If you’ve ever read a reformer class description and wondered what “Footwork series, Long Stretch, Stomach Massage and Short Box” actually means, this is your cheat sheet. The 20 exercises below are the spine of beginner reformer Pilates. Know the names and the shapes, and your first class becomes navigable.
Key takeaway: Beginner reformer class draws from a standardised repertoire of about 25–30 exercises. The 20 below are the ones you’re most likely to encounter in any beginner-level class at any studio. Each has a mat-based equivalent you can practise at home — preparation that turns a confusing first class into a confident one. Save or print this guide and revisit it before your first class.

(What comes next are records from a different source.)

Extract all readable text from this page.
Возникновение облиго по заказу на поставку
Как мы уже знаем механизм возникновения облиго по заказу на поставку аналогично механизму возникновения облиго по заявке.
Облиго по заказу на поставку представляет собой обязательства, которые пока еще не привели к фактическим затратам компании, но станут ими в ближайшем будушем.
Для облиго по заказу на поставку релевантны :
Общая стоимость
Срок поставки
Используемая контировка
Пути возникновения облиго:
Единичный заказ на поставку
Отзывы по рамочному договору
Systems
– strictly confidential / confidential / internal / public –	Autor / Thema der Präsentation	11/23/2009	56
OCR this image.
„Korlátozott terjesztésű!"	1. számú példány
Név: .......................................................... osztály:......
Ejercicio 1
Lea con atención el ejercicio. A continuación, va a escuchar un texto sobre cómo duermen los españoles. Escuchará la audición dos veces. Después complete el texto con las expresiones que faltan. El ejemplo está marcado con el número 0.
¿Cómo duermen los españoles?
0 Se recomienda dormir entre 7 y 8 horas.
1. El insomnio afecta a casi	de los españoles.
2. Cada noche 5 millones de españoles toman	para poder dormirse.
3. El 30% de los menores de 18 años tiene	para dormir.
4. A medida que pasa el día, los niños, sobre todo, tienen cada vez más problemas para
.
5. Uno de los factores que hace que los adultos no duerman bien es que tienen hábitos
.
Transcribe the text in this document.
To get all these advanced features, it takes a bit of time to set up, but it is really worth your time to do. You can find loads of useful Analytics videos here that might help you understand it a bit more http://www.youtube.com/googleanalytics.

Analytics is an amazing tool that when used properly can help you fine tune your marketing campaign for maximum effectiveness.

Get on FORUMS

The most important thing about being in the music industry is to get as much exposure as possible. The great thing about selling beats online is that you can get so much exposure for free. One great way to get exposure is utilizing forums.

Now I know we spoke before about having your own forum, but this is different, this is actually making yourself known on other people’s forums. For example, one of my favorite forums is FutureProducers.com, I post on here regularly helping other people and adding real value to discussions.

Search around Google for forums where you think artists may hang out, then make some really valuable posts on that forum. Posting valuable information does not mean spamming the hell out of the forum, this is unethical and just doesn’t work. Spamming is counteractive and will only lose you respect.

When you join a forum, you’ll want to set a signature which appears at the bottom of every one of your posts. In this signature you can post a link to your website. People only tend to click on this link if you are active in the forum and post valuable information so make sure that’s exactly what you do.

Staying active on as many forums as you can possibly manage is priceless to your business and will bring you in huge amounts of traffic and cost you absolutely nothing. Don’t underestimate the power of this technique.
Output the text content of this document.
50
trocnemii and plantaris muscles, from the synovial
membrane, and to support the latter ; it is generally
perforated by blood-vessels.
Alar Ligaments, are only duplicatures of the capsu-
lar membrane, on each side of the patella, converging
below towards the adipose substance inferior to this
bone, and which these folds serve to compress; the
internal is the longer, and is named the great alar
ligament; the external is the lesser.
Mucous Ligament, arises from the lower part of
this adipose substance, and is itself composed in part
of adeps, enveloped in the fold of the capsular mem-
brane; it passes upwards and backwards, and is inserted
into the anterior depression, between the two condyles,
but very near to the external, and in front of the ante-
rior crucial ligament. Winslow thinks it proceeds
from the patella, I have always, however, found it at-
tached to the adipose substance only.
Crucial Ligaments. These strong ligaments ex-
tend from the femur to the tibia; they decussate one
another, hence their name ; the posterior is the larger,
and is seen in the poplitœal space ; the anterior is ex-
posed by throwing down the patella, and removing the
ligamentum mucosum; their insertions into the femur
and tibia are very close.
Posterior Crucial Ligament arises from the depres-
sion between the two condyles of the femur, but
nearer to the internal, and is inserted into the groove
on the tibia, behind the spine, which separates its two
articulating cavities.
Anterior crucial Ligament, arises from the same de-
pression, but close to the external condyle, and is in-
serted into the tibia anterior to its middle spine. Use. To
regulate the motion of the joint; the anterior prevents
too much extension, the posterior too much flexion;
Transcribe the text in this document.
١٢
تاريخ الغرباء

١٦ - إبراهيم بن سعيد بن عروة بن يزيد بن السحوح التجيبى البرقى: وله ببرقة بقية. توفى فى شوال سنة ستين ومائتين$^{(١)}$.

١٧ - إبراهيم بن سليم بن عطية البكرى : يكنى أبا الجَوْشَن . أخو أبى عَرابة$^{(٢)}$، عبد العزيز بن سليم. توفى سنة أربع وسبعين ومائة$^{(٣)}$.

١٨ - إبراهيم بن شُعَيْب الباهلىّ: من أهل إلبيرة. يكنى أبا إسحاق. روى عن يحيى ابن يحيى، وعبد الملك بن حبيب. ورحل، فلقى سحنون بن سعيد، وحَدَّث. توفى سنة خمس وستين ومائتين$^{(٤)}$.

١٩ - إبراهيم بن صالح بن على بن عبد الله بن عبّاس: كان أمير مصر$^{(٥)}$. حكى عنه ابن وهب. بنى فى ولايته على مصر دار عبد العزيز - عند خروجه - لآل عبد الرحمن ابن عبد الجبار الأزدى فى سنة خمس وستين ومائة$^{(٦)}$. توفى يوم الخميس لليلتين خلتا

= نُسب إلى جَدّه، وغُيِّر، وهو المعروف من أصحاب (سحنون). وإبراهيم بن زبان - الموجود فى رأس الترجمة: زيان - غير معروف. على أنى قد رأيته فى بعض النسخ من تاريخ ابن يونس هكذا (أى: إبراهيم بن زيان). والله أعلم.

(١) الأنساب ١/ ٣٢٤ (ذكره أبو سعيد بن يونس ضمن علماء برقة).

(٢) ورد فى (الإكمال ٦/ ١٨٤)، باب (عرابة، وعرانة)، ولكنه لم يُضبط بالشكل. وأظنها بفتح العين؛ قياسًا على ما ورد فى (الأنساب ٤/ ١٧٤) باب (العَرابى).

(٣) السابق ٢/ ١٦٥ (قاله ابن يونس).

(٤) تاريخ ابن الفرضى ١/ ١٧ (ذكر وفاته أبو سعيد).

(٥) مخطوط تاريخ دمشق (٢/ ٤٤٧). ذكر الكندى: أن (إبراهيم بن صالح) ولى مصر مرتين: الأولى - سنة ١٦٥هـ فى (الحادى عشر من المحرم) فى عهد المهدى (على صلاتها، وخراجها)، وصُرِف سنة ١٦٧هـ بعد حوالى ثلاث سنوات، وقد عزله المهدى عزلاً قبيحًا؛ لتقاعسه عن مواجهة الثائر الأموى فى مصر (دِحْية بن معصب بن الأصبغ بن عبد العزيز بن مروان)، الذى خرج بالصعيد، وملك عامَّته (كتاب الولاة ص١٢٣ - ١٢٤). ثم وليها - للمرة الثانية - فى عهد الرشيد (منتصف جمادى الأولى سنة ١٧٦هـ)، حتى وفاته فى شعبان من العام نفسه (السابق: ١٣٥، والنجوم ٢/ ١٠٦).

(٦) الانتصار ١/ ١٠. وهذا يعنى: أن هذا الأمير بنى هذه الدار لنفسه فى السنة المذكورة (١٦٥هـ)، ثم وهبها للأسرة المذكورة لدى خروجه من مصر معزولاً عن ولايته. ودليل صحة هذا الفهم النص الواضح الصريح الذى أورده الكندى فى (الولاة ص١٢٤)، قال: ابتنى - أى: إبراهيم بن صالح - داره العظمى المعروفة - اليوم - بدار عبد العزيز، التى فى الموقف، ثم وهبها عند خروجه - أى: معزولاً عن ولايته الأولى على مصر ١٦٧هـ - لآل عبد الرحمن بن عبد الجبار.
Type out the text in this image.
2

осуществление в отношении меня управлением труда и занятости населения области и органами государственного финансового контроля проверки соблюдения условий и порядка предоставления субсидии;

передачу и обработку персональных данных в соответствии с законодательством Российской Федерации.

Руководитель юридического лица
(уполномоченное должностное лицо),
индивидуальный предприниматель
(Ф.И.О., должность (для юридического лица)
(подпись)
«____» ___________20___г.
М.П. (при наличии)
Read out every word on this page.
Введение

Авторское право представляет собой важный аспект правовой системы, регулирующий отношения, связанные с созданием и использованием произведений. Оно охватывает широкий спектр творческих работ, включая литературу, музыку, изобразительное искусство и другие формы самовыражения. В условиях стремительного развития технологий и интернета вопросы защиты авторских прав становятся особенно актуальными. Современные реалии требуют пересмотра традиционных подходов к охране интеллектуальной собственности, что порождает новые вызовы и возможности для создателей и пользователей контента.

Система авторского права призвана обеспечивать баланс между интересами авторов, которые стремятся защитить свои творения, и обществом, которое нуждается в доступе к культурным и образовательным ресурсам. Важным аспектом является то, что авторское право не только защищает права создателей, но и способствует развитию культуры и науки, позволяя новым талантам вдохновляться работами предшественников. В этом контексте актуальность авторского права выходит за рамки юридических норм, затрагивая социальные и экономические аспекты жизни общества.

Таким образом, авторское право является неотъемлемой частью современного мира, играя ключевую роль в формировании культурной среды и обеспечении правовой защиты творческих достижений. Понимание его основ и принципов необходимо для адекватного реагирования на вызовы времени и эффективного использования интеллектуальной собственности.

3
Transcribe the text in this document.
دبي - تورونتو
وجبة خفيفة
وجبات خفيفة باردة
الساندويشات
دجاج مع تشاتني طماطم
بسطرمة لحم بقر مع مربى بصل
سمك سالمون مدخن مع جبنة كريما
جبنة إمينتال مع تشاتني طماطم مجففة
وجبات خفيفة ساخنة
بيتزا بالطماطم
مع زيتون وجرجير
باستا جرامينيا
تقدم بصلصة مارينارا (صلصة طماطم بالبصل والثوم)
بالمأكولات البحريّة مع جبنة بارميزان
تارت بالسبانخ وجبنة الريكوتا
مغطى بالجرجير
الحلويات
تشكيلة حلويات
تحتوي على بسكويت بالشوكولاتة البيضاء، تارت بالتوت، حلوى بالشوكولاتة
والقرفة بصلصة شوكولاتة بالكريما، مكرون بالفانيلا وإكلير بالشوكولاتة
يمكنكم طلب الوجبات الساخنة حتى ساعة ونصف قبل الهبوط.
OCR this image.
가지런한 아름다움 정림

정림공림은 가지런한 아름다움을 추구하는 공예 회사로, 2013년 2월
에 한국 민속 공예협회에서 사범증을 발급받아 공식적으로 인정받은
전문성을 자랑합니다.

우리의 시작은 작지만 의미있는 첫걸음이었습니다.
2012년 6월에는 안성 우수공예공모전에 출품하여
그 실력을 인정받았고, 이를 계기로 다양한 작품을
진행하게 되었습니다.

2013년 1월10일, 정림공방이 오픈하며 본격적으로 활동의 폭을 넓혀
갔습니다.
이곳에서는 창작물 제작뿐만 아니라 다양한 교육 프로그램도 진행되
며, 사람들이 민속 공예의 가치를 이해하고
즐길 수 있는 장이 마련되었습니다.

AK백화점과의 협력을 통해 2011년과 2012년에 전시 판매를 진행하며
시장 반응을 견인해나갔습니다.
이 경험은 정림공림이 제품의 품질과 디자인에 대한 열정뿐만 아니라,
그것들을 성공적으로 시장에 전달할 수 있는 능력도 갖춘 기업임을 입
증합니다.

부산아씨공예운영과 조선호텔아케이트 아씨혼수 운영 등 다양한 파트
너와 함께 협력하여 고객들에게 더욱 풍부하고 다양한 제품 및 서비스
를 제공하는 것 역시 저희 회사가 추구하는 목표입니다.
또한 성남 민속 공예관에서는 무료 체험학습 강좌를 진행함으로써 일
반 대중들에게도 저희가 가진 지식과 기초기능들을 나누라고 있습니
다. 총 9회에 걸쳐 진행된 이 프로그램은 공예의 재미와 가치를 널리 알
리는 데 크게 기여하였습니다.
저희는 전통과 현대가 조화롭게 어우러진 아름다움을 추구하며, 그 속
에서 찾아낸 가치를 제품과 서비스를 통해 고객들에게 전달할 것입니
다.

The 20 most common beginner reformer Pilates exercises are: (1) Footwork (heels), (2) Footwork (toes), (3) Footwork (V position), (4) Footwork (wide stance), (5) Footwork (single leg), (6) The Hundred, (7) Coordination, (8) Long Stretch, (9) Up Stretch, (10) Down Stretch, (11) Elephant, (12) Stomach Massage (round back), (13) Stomach Massage (flat back), (14) Short Box (round back), (15) Short Box (flat back), (16) Short Box (side bend), (17) Knee Stretches (round back), (18) Knee Stretches (flat back), (19) Knee Stretches (knees off), and (20) Side Splits. These 20 exercises form the core of nearly every beginner reformer class and are taught across all major reformer lineages (Balanced Body, Stott, and Romana-derived). Each one has a corresponding mat-based version that beginners can practise at home — covered in Sophie Mercer’s Reformer Ready 6-Week Program.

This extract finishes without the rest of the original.